If we are not using a hash function but instead dense factors, we need a dictionary to keep track of the word to vector mapping. But, we can create vectors of any length and get very little chance of collision. For example, even with a single floating-point number between 0 and 1, with our 96 words in the vocabulary, there's almost no chance of collision

In [60]:
def hashwords(words, dimensionality = 4):
    return {w:np.random.random(size=dimensionality) for w in words}

In [61]:
index = hashwords(words, dimensionality=2)
list(index.items())[:10]

[('a', array([0.19961118, 0.11705843])),
 ('to', array([0.85572254, 0.54628484])),
 ('do', array([0.66253901, 0.52195502])),
 ('the', array([0.04109797, 0.48363888])),
 ('with', array([0.01202187, 0.46650898])),
 ('on', array([0.84055389, 0.35435807])),
 ('i', array([0.27237413, 0.22134055])),
 ('really', array([0.08232775, 0.64253263])),
 ('but', array([0.72443352, 0.8018862 ])),
 ('in', array([0.44320091, 0.3192354 ]))]

In [63]:
ncollisions = len(index) - len(set([tuple(a) for a in index.values()]))
print(f"There were {ncollisions} collisions between dense word vectors")

There were 0 collisions between dense word vectors


## Word embeddings using Keras

Those vectors are dense but there is literally no meaning to the values in the vector positions.

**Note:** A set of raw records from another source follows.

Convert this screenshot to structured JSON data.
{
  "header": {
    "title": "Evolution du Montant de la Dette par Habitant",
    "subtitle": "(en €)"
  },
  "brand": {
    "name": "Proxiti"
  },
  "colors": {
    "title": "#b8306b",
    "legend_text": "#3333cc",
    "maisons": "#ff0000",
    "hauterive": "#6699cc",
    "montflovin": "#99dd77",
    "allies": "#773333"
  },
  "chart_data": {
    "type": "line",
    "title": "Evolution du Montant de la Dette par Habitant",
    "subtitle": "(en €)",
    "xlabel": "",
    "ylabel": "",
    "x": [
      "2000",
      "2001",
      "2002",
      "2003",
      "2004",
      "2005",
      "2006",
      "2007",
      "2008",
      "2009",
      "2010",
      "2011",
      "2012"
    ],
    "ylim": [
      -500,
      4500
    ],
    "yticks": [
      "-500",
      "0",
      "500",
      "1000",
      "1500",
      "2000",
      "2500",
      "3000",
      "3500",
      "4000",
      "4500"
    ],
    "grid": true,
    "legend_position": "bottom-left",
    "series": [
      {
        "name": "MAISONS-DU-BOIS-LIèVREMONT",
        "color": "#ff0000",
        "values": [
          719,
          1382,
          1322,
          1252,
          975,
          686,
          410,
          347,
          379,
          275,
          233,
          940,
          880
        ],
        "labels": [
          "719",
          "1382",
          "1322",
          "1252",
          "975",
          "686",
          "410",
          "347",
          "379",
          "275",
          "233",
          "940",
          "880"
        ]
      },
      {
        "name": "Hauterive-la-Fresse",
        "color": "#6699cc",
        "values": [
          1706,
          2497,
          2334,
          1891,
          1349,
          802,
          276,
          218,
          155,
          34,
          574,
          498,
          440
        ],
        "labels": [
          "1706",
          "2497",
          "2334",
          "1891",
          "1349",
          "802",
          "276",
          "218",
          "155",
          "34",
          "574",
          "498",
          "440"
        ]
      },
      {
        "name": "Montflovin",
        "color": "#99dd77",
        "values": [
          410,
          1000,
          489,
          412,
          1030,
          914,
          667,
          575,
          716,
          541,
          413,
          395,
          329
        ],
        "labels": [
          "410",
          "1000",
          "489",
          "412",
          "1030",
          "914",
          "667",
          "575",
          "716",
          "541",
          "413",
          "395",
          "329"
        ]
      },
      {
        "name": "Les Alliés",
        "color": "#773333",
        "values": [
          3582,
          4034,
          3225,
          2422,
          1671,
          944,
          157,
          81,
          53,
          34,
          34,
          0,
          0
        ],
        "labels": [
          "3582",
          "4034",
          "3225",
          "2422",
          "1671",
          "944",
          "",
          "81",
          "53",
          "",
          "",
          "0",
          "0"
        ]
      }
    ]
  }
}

Two similar words are in no way similar in some kind of semantic space. We are not helping the model very much. 

The key idea for improvement is "*You shall know a word by the company it keeps.*" ([John Firth](https://en.wikipedia.org/wiki/John_Rupert_Firth), 1957).  Here is a [nice paper on GloVe](https://nlp.stanford.edu/pubs/glove.pdf).  I think this was the [word2vec paper that got word vectors started](https://arxiv.org/pdf/1301.3781.pdf).

BTW, this also works for embedding of other things like movies/users (from the netflix challenge) and [airlines](https://djcordhose.github.io/ml-workshop/2019-embeddings.html). If we want to get dense vectors for airline names, we need some mechanism to indicate similarity between airlines so that, rather than random dense factors, we can get dense vectors where airlines are somehow close to each other in some appropriate dense space.